The EU says it would extend economic support to a "democratic" Belarus as Russian President Vladimir Putin plays dow reaction to flight forced to land in Minsk
The EU's top diplomat said on Friday that the European Commission stands ready to support a future democratic Belarus, as more sanctions were imposed over an international flight being forced to land in Minsk.
Eighty-eight people, including President Lukashenko, and seven legal entities have already been sanctioned with an EU travel ban and asset freeze in response to political repression in the country.

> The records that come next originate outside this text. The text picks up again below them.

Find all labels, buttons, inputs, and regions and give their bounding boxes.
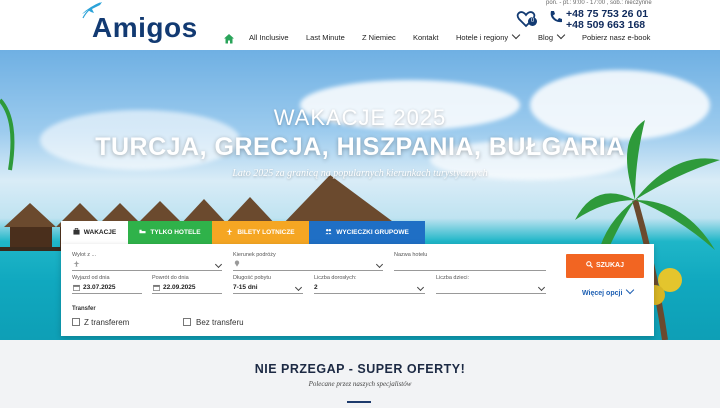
- without-transfer-label: Bez transferu: [196, 318, 244, 327]
- nav-ebook[interactable]: Pobierz nasz e-book: [582, 33, 650, 42]
- length-select[interactable]: [233, 293, 303, 294]
- transfer-label: Transfer: [72, 306, 96, 312]
- length-value: 7-15 dni: [233, 284, 258, 291]
- tab-wakacje[interactable]: WAKACJE: [61, 221, 128, 244]
- phone-number-2[interactable]: +48 509 663 168: [566, 19, 645, 31]
- more-options-label: Więcej opcji: [582, 290, 623, 297]
- nav-hotele-i-regiony[interactable]: Hotele i regiony: [456, 30, 521, 42]
- favorites-badge: 0: [528, 17, 537, 26]
- tab-bilety-lotnicze[interactable]: BILETY LOTNICZE: [212, 221, 309, 244]
- length-label: Długość pobytu: [233, 275, 271, 281]
- destination-select[interactable]: [233, 270, 383, 271]
- adults-value: 2: [314, 284, 318, 291]
- tab-wakacje-label: WAKACJE: [83, 229, 117, 236]
- divider: [347, 401, 371, 403]
- nav-blog[interactable]: Blog: [538, 30, 566, 42]
- bed-icon: [139, 229, 146, 234]
- adults-label: Liczba dorosłych:: [314, 275, 357, 281]
- without-transfer-checkbox[interactable]: [183, 318, 191, 326]
- nav-blog-label: Blog: [538, 33, 554, 42]
- plane-icon: [226, 228, 233, 235]
- with-transfer-label: Z transferem: [84, 318, 130, 327]
- nav-z-niemiec[interactable]: Z Niemiec: [362, 33, 396, 42]
- search-icon: [586, 261, 593, 268]
- from-date-input[interactable]: [72, 293, 142, 294]
- hero-title: TURCJA, GRECJA, HISZPANIA, BUŁGARIA: [95, 133, 625, 161]
- site-header: Amigos 0 pon. - pt.: 9:00 - 17:00 , sob.…: [0, 0, 720, 50]
- home-icon[interactable]: [223, 33, 235, 44]
- nav-hotele-label: Hotele i regiony: [456, 33, 509, 42]
- tab-tylko-hotele-label: TYLKO HOTELE: [150, 229, 201, 236]
- hotel-name-input[interactable]: [394, 270, 546, 271]
- to-date-value: 22.09.2025: [163, 284, 196, 291]
- to-date-input[interactable]: [152, 293, 222, 294]
- search-button-label: SZUKAJ: [595, 262, 624, 269]
- from-date-label: Wyjazd od dnia: [72, 275, 110, 281]
- search-button[interactable]: SZUKAJ: [566, 254, 644, 278]
- departure-select[interactable]: [72, 270, 222, 271]
- offers-title: NIE PRZEGAP - SUPER OFERTY!: [254, 362, 466, 376]
- more-options-link[interactable]: Więcej opcji: [582, 285, 635, 297]
- departure-label: Wylot z ...: [72, 252, 97, 258]
- opening-hours: pon. - pt.: 9:00 - 17:00 , sob.: nieczyn…: [546, 0, 652, 6]
- children-select[interactable]: [436, 293, 546, 294]
- nav-kontakt[interactable]: Kontakt: [413, 33, 438, 42]
- chevron-down-icon: [511, 30, 521, 40]
- group-icon: [325, 228, 332, 235]
- plane-icon: [73, 260, 80, 267]
- chevron-down-icon: [556, 30, 566, 40]
- to-date-label: Powrót do dnia: [152, 275, 189, 281]
- brand-logo[interactable]: Amigos: [92, 12, 198, 44]
- tab-wycieczki-grupowe[interactable]: WYCIECZKI GRUPOWE: [309, 221, 425, 244]
- tab-tylko-hotele[interactable]: TYLKO HOTELE: [128, 221, 212, 244]
- adults-select[interactable]: [314, 293, 425, 294]
- calendar-icon: [73, 284, 80, 291]
- pin-icon: [234, 260, 240, 267]
- offers-subtitle: Polecane przez naszych specjalistów: [308, 380, 412, 388]
- calendar-icon: [153, 284, 160, 291]
- phone-icon: [550, 11, 562, 23]
- from-date-value: 23.07.2025: [83, 284, 116, 291]
- nav-last-minute[interactable]: Last Minute: [306, 33, 345, 42]
- children-label: Liczba dzieci:: [436, 275, 470, 281]
- hotel-name-label: Nazwa hotelu: [394, 252, 428, 258]
- with-transfer-checkbox[interactable]: [72, 318, 80, 326]
- hero-subtitle: WAKACJE 2025: [273, 105, 447, 130]
- suitcase-icon: [73, 228, 80, 235]
- nav-all-inclusive[interactable]: All Inclusive: [249, 33, 289, 42]
- hero-tagline: Lato 2025 za granicą na popularnych kier…: [232, 168, 488, 179]
- tab-bilety-lotnicze-label: BILETY LOTNICZE: [237, 229, 295, 236]
- tab-wycieczki-grupowe-label: WYCIECZKI GRUPOWE: [336, 229, 409, 236]
- destination-label: Kierunek podróży: [233, 252, 276, 258]
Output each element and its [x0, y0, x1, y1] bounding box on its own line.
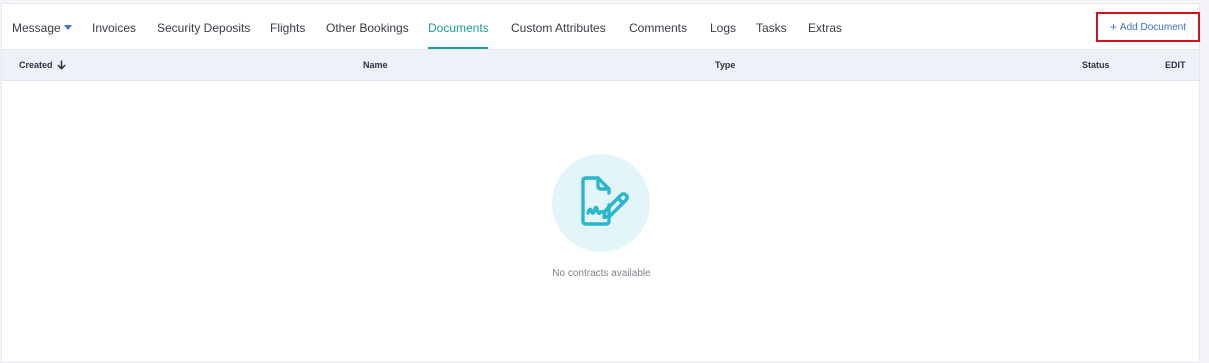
tab-message[interactable]: Message: [12, 21, 72, 35]
empty-state-badge: [552, 154, 650, 252]
tab-message-label: Message: [12, 21, 61, 35]
tab-custom-attributes[interactable]: Custom Attributes: [511, 21, 606, 35]
tab-other-bookings[interactable]: Other Bookings: [326, 21, 409, 35]
empty-state: No contracts available: [2, 81, 1199, 361]
tab-security-deposits[interactable]: Security Deposits: [157, 21, 250, 35]
tab-logs[interactable]: Logs: [710, 21, 736, 35]
active-tab-indicator: [428, 47, 488, 49]
empty-state-message: No contracts available: [552, 268, 651, 279]
plus-icon: +: [1109, 20, 1117, 34]
column-name[interactable]: Name: [363, 60, 388, 70]
tab-comments[interactable]: Comments: [629, 21, 687, 35]
caret-down-icon: [63, 25, 72, 30]
column-created[interactable]: Created: [19, 60, 66, 72]
table-header: Created Name Type Status EDIT: [2, 50, 1199, 81]
column-edit: EDIT: [1165, 60, 1186, 70]
tab-documents[interactable]: Documents: [428, 21, 489, 35]
column-status[interactable]: Status: [1082, 60, 1110, 70]
add-document-button[interactable]: + Add Document: [1096, 12, 1200, 42]
arrow-down-icon: [56, 60, 66, 72]
tab-flights[interactable]: Flights: [270, 21, 305, 35]
documents-panel: Message Invoices Security Deposits Fligh…: [1, 3, 1200, 363]
contract-signature-icon: [569, 169, 633, 238]
tab-tasks[interactable]: Tasks: [756, 21, 787, 35]
add-document-label: Add Document: [1119, 21, 1187, 33]
tab-invoices[interactable]: Invoices: [92, 21, 136, 35]
tab-extras[interactable]: Extras: [808, 21, 842, 35]
column-type[interactable]: Type: [715, 60, 735, 70]
column-created-label: Created: [19, 60, 53, 70]
tab-bar: Message Invoices Security Deposits Fligh…: [2, 4, 1200, 50]
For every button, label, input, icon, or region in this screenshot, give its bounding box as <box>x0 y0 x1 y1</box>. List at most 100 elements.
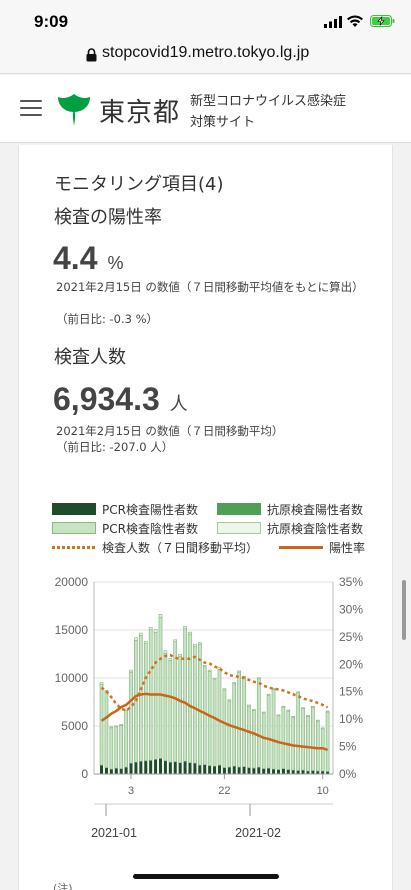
pcr-negative-bar <box>153 632 158 760</box>
pcr-positive-bar <box>183 761 187 774</box>
pcr-positive-bar <box>208 765 212 774</box>
antigen-negative-bar <box>153 629 158 633</box>
antigen-negative-bar <box>178 653 182 657</box>
pcr-positive-bar <box>144 761 148 774</box>
pcr-positive-bar <box>134 762 138 774</box>
pcr-negative-bar <box>114 726 119 769</box>
pcr-positive-bar <box>168 762 172 774</box>
y-tick-label: 10000 <box>55 671 89 685</box>
antigen-negative-bar <box>276 714 281 717</box>
positivity-chart[interactable]: 0 5000 10000 15000 20000 0% 5% 10% 15% 20% 25% 30% 3… <box>37 570 387 840</box>
pcr-negative-bar <box>143 643 148 762</box>
pcr-negative-bar <box>266 694 271 769</box>
pcr-positive-bar <box>311 770 315 774</box>
pcr-negative-bar <box>232 683 237 767</box>
lock-icon <box>86 48 97 62</box>
tests-note: 2021年2月15日 の数値（７日間移動平均） <box>56 424 284 438</box>
pcr-positive-bar <box>178 762 182 774</box>
antigen-negative-bar <box>202 665 207 668</box>
antigen-negative-bar <box>119 724 124 726</box>
tests-diff: （前日比: -207.0 人） <box>56 440 174 454</box>
pcr-negative-bar <box>139 635 143 762</box>
y-tick-label: 20000 <box>55 575 89 589</box>
pcr-negative-bar <box>197 643 202 766</box>
pcr-positive-bar <box>173 762 177 774</box>
hamburger-menu-button[interactable] <box>20 100 42 118</box>
pcr-negative-bar <box>320 728 325 772</box>
pcr-negative-bar <box>296 692 300 771</box>
logo-text[interactable]: 東京都 <box>99 92 180 129</box>
pcr-positive-bar <box>100 765 104 774</box>
antigen-negative-bar <box>114 725 119 728</box>
antigen-negative-bar <box>148 627 153 631</box>
pcr-positive-bar <box>149 760 153 774</box>
pcr-negative-bar <box>109 727 114 770</box>
x-tick-label: 3 <box>128 785 134 797</box>
pcr-negative-bar <box>168 660 173 763</box>
pcr-negative-bar <box>178 655 182 764</box>
antigen-negative-bar <box>301 707 305 709</box>
pcr-positive-bar <box>252 768 256 774</box>
pcr-negative-bar <box>183 628 187 762</box>
y-tick-label: 0 <box>81 767 88 781</box>
pcr-positive-bar <box>154 759 158 774</box>
pcr-negative-bar <box>158 616 163 759</box>
pcr-negative-bar <box>188 633 192 764</box>
pcr-positive-bar <box>227 767 231 774</box>
home-indicator[interactable] <box>133 874 279 879</box>
pcr-positive-bar <box>281 768 285 774</box>
pcr-negative-bar <box>247 705 251 768</box>
pcr-negative-bar <box>325 711 330 772</box>
pcr-negative-bar <box>104 691 109 768</box>
antigen-negative-bar <box>237 670 241 673</box>
site-header: 東京都 新型コロナウイルス感染症 対策サイト <box>0 75 411 143</box>
status-bar: 9:09 <box>0 0 411 38</box>
y2-tick-label: 20% <box>339 657 363 671</box>
bottom-note: (注) <box>53 882 73 890</box>
pcr-positive-bar <box>262 768 266 774</box>
pcr-positive-bar <box>213 766 217 774</box>
antigen-negative-bar <box>306 715 310 717</box>
antigen-negative-bar <box>325 710 330 713</box>
pcr-positive-bar <box>114 768 118 774</box>
pcr-positive-bar <box>222 767 226 774</box>
antigen-negative-bar <box>281 705 286 708</box>
x-tick-label: 22 <box>218 785 230 797</box>
pcr-negative-bar <box>242 677 246 767</box>
pcr-positive-bar <box>247 767 251 774</box>
pcr-negative-bar <box>207 671 212 766</box>
site-title[interactable]: 新型コロナウイルス感染症 対策サイト <box>190 91 380 133</box>
pcr-positive-bar <box>257 767 261 774</box>
pcr-positive-bar <box>301 770 305 774</box>
antigen-negative-bar <box>163 650 168 654</box>
pcr-negative-bar <box>99 684 104 766</box>
pcr-negative-bar <box>237 671 241 768</box>
tokyo-ginkgo-logo-icon[interactable] <box>57 93 91 127</box>
browser-address-bar[interactable]: stopcovid19.metro.tokyo.lg.jp <box>0 38 411 74</box>
pcr-positive-bar <box>188 762 192 774</box>
y2-tick-label: 5% <box>339 740 357 754</box>
antigen-negative-bar <box>232 682 237 684</box>
pcr-positive-bar <box>237 767 241 774</box>
antigen-negative-bar <box>139 632 143 636</box>
antigen-negative-bar <box>256 677 261 680</box>
pcr-positive-bar <box>242 766 246 774</box>
antigen-negative-bar <box>168 658 173 661</box>
pcr-positive-bar <box>198 765 202 774</box>
pcr-positive-bar <box>158 758 163 774</box>
wifi-icon <box>347 15 363 27</box>
antigen-negative-bar <box>296 691 300 694</box>
antigen-negative-bar <box>188 631 192 635</box>
pcr-negative-bar <box>286 710 291 770</box>
antigen-negative-bar <box>315 719 320 722</box>
antigen-negative-bar <box>99 682 104 685</box>
y2-tick-label: 25% <box>339 630 363 644</box>
card-heading: モニタリング項目(4) <box>54 174 224 195</box>
pcr-positive-bar <box>276 769 280 774</box>
antigen-negative-bar <box>212 677 217 681</box>
y-tick-label: 15000 <box>55 623 89 637</box>
page-scroll-indicator[interactable] <box>402 580 406 640</box>
url-text[interactable]: stopcovid19.metro.tokyo.lg.jp <box>102 44 309 62</box>
pcr-positive-bar <box>104 767 108 774</box>
x-tick-label: 10 <box>317 785 329 797</box>
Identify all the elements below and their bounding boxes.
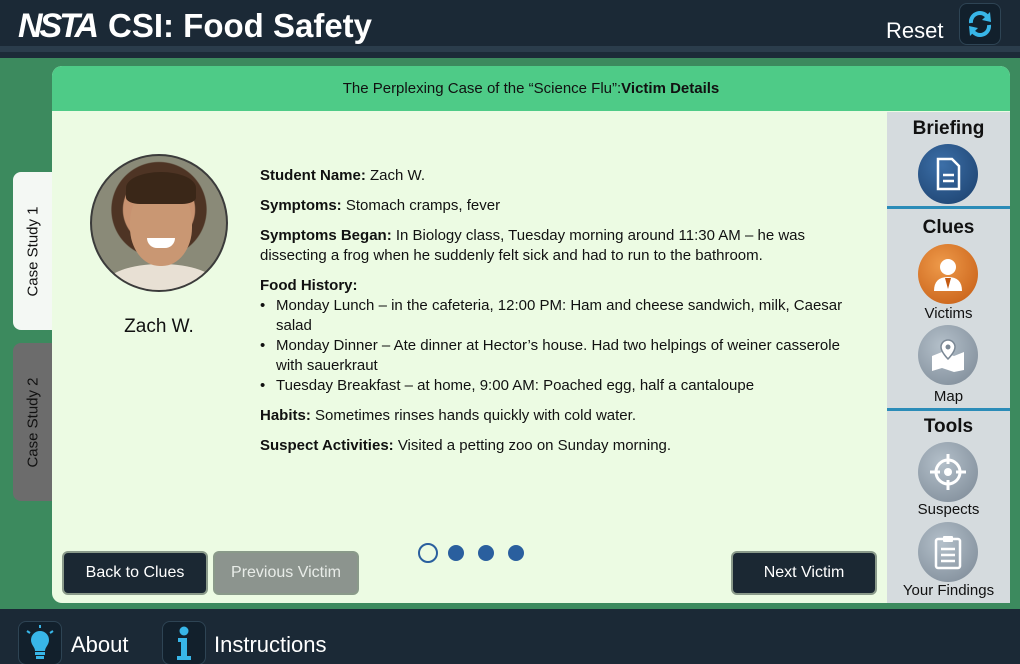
- panel-title-section: Victim Details: [621, 80, 720, 97]
- person-icon: [934, 259, 962, 291]
- tab-case-study-2[interactable]: Case Study 2: [13, 343, 53, 501]
- sidebar-divider: [887, 408, 1010, 411]
- reset-label[interactable]: Reset: [886, 18, 943, 44]
- victims-button[interactable]: [918, 244, 978, 304]
- map-button[interactable]: [918, 325, 978, 385]
- next-victim-button[interactable]: Next Victim: [733, 553, 875, 593]
- tab-case-study-1[interactable]: Case Study 1: [13, 172, 53, 330]
- document-icon: [936, 157, 961, 191]
- victim-details-panel: The Perplexing Case of the “Science Flu”…: [52, 66, 1010, 603]
- instructions-label[interactable]: Instructions: [214, 632, 327, 658]
- list-item: Monday Dinner – Ate dinner at Hector’s h…: [260, 336, 850, 376]
- victim-avatar: [90, 154, 228, 292]
- findings-label: Your Findings: [902, 582, 995, 599]
- suspect-activities-value: Visited a petting zoo on Sunday morning.: [397, 437, 672, 454]
- right-sidebar: Briefing Clues Victims Map Tools Suspect…: [887, 112, 1010, 603]
- pagination-dot-1[interactable]: [418, 543, 438, 563]
- map-label: Map: [933, 388, 964, 405]
- bottom-bar: About Instructions: [0, 609, 1020, 664]
- victims-label: Victims: [924, 305, 973, 322]
- habits-label: Habits:: [260, 407, 311, 424]
- avatar-hair: [126, 172, 196, 204]
- app-title: CSI: Food Safety: [108, 7, 373, 44]
- list-item: Monday Lunch – in the cafeteria, 12:00 P…: [260, 296, 850, 336]
- food-history-list: Monday Lunch – in the cafeteria, 12:00 P…: [260, 296, 850, 396]
- symptoms-row: Symptoms: Stomach cramps, fever: [260, 196, 850, 216]
- nsta-logo: NSTA: [18, 7, 99, 45]
- symptoms-began-row: Symptoms Began: In Biology class, Tuesda…: [260, 226, 850, 266]
- list-item: Tuesday Breakfast – at home, 9:00 AM: Po…: [260, 376, 850, 396]
- about-button[interactable]: [18, 621, 62, 664]
- student-name-value: Zach W.: [370, 167, 426, 184]
- symptoms-value: Stomach cramps, fever: [345, 197, 501, 214]
- symptoms-label: Symptoms:: [260, 197, 342, 214]
- top-bar: NSTA CSI: Food Safety Reset: [0, 0, 1020, 52]
- instructions-button[interactable]: [162, 621, 206, 664]
- suspect-activities-label: Suspect Activities:: [260, 437, 394, 454]
- reset-button[interactable]: [959, 3, 1001, 45]
- food-history-label: Food History:: [260, 277, 358, 294]
- tools-heading: Tools: [923, 416, 974, 437]
- crosshair-icon: [930, 454, 966, 490]
- findings-button[interactable]: [918, 522, 978, 582]
- clipboard-icon: [934, 536, 962, 570]
- habits-value: Sometimes rinses hands quickly with cold…: [315, 407, 636, 424]
- student-name-label: Student Name:: [260, 167, 366, 184]
- victim-details: Student Name: Zach W. Symptoms: Stomach …: [260, 166, 850, 466]
- panel-header: The Perplexing Case of the “Science Flu”…: [52, 66, 1010, 111]
- avatar-shirt: [106, 264, 216, 290]
- pagination-dot-3[interactable]: [478, 545, 494, 561]
- pagination-dot-4[interactable]: [508, 545, 524, 561]
- tab-case-study-1-label: Case Study 1: [24, 205, 42, 297]
- sidebar-divider: [887, 206, 1010, 209]
- info-icon: [177, 626, 191, 660]
- suspects-label: Suspects: [917, 501, 980, 518]
- pagination-dot-2[interactable]: [448, 545, 464, 561]
- student-name-row: Student Name: Zach W.: [260, 166, 850, 186]
- back-to-clues-button[interactable]: Back to Clues: [64, 553, 206, 593]
- tab-case-study-2-label: Case Study 2: [24, 376, 42, 468]
- lightbulb-icon: [26, 625, 54, 659]
- symptoms-began-label: Symptoms Began:: [260, 227, 392, 244]
- previous-victim-button[interactable]: Previous Victim: [215, 553, 357, 593]
- map-icon: [932, 339, 964, 372]
- victim-name: Zach W.: [124, 316, 194, 337]
- suspects-button[interactable]: [918, 442, 978, 502]
- briefing-heading: Briefing: [912, 118, 985, 139]
- food-history-row: Food History:: [260, 276, 850, 296]
- briefing-button[interactable]: [918, 144, 978, 204]
- refresh-icon: [968, 11, 992, 37]
- habits-row: Habits: Sometimes rinses hands quickly w…: [260, 406, 850, 426]
- panel-title-prefix: The Perplexing Case of the “Science Flu”…: [342, 80, 622, 97]
- clues-heading: Clues: [922, 217, 975, 238]
- about-label[interactable]: About: [71, 632, 129, 658]
- suspect-activities-row: Suspect Activities: Visited a petting zo…: [260, 436, 850, 456]
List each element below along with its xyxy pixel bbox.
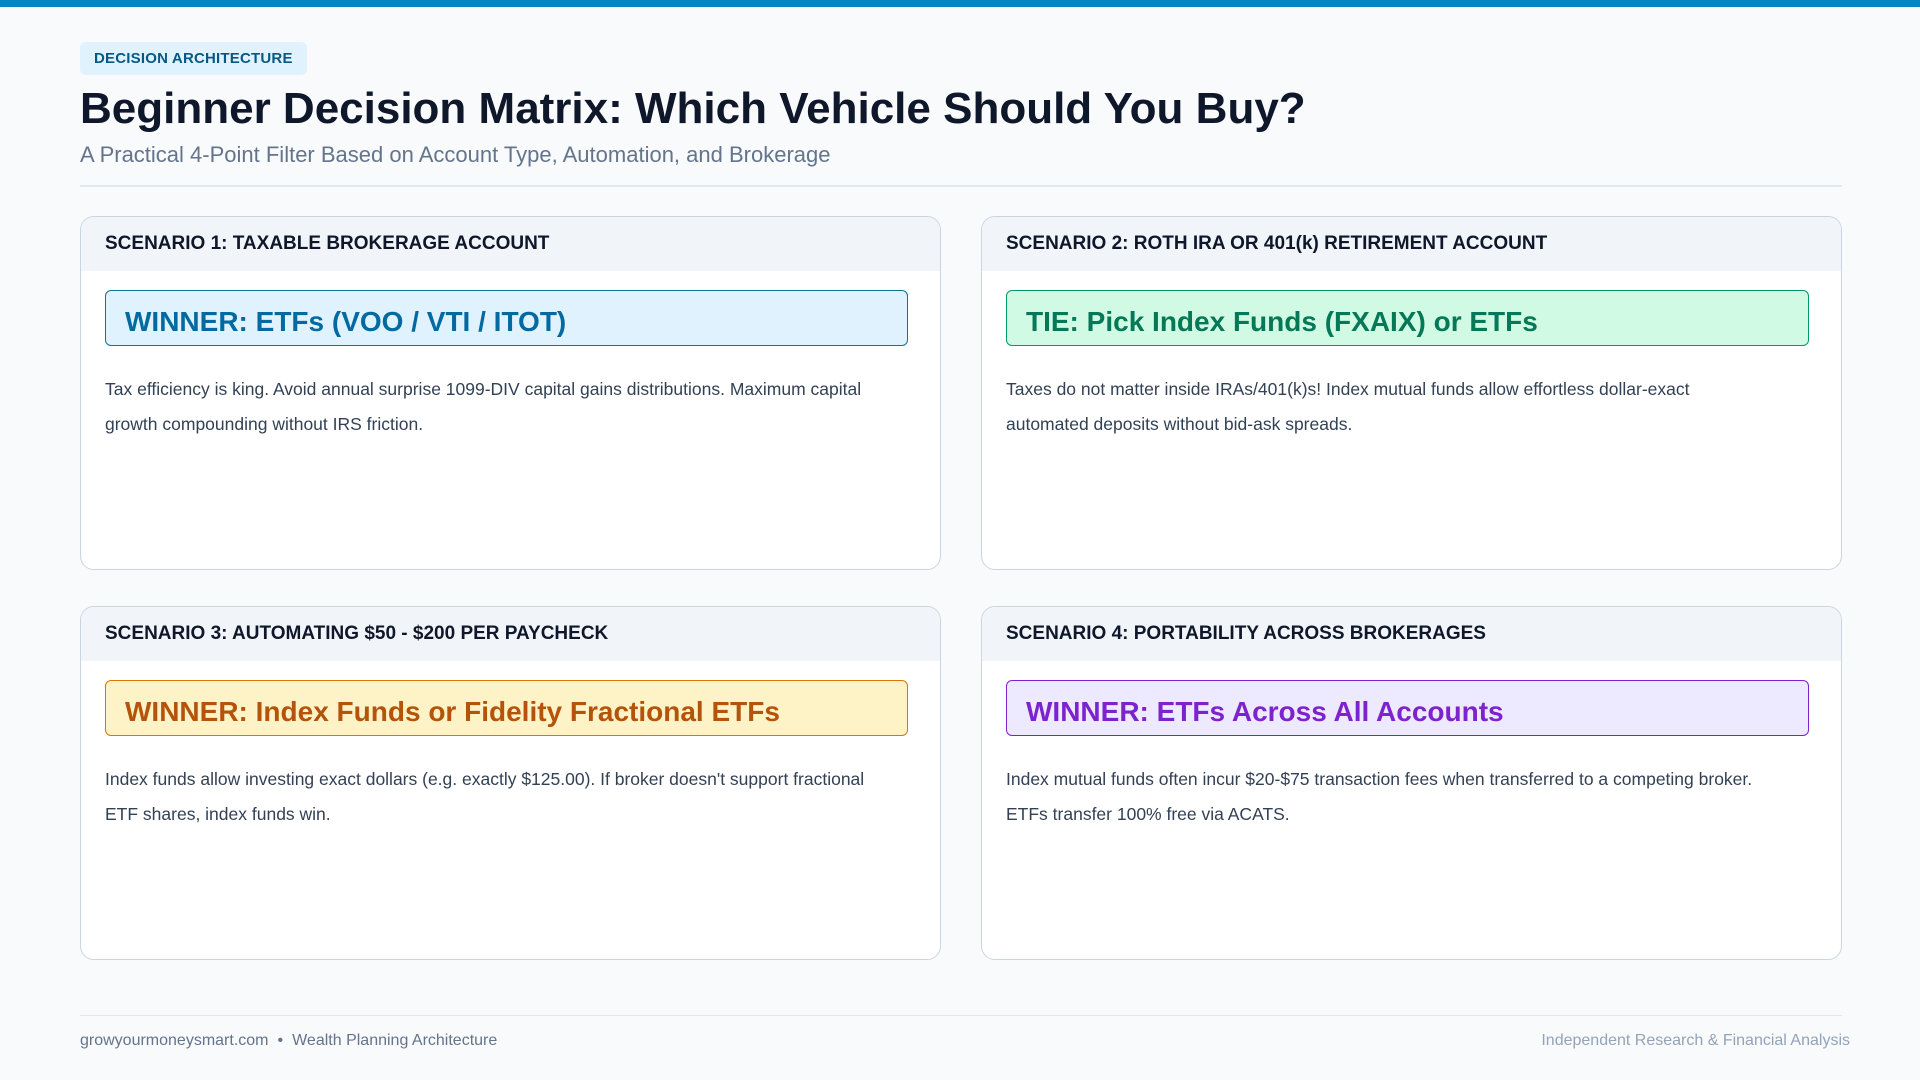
page-subtitle: A Practical 4-Point Filter Based on Acco… [80, 142, 831, 167]
footer-section: Wealth Planning Architecture [292, 1032, 498, 1049]
footer-site: growyourmoneysmart.com [80, 1032, 269, 1049]
scenario-heading: SCENARIO 2: ROTH IRA OR 401(k) RETIREMEN… [982, 217, 1841, 271]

"This plan, up to €3 billion, reflects the European Union's commitment to support Belarusian people once Belarus embarks on a democratic transition," Josep Borrel said.
Belarus opposition leader Sviatlana Tsikhanouskaya also spoke with acting Dutch Prime Minister Mark Rutte in The Hague on Friday.
The meeting came as the international community continued to condemn the diversion of a Ryanair flight to Minsk last Sunday so that Belarusian police could arrest an opposition journalist.
"We will do everything to protect individuals in Belarus from the impact of these sanctions," Rutte said. "But that will not always be easy. But we have to do everything to get to the regime; to Lukashenko and his people. We can only do that through targeted sanctions."
In talks with Lukashenko on Friday, Russian President Vladimir Putin played down the flight incident.
He accused the EU of "double standards", recalling an incident in 2013 when a plane from Moscow carrying former Bolivian president Evo Morales was forced to land in Vienna.
Belarusians isolated by flight ban
Journalist Roman Protasevich and his girlfriend Sofia Sapega were arrested after the Ryanair jet's crew was told to land by Belarusian flight controllers last Sunday, officially over a bomb threat.
The EU has denounced the incident as akin to air piracy and has since banned flights from Belarus, and on Europe-based airlines to avoid Belarusian airspace.
This, however, has also left dissident Belarusians with few options to get out of the country if they want to remain in the EU.
Belarus tightened restrictions at its land border in December. Those willing to cross must explain their reason, such as work, medical care or education, and can only do it once every six months.
“Shutting the borders turns Belarus into a can of rotting preserves," rights group organiser Tatsiana Hatsura-Yavorska told AP. "We are being turned into hostages."
More than 35,000 people have been arrested in Belarus after millions took part in pro-democracy protests last summer. Ms. Hatsura-Yavorska added: "The authorities have scaled up repressions in recent months to incite the atmosphere of fear."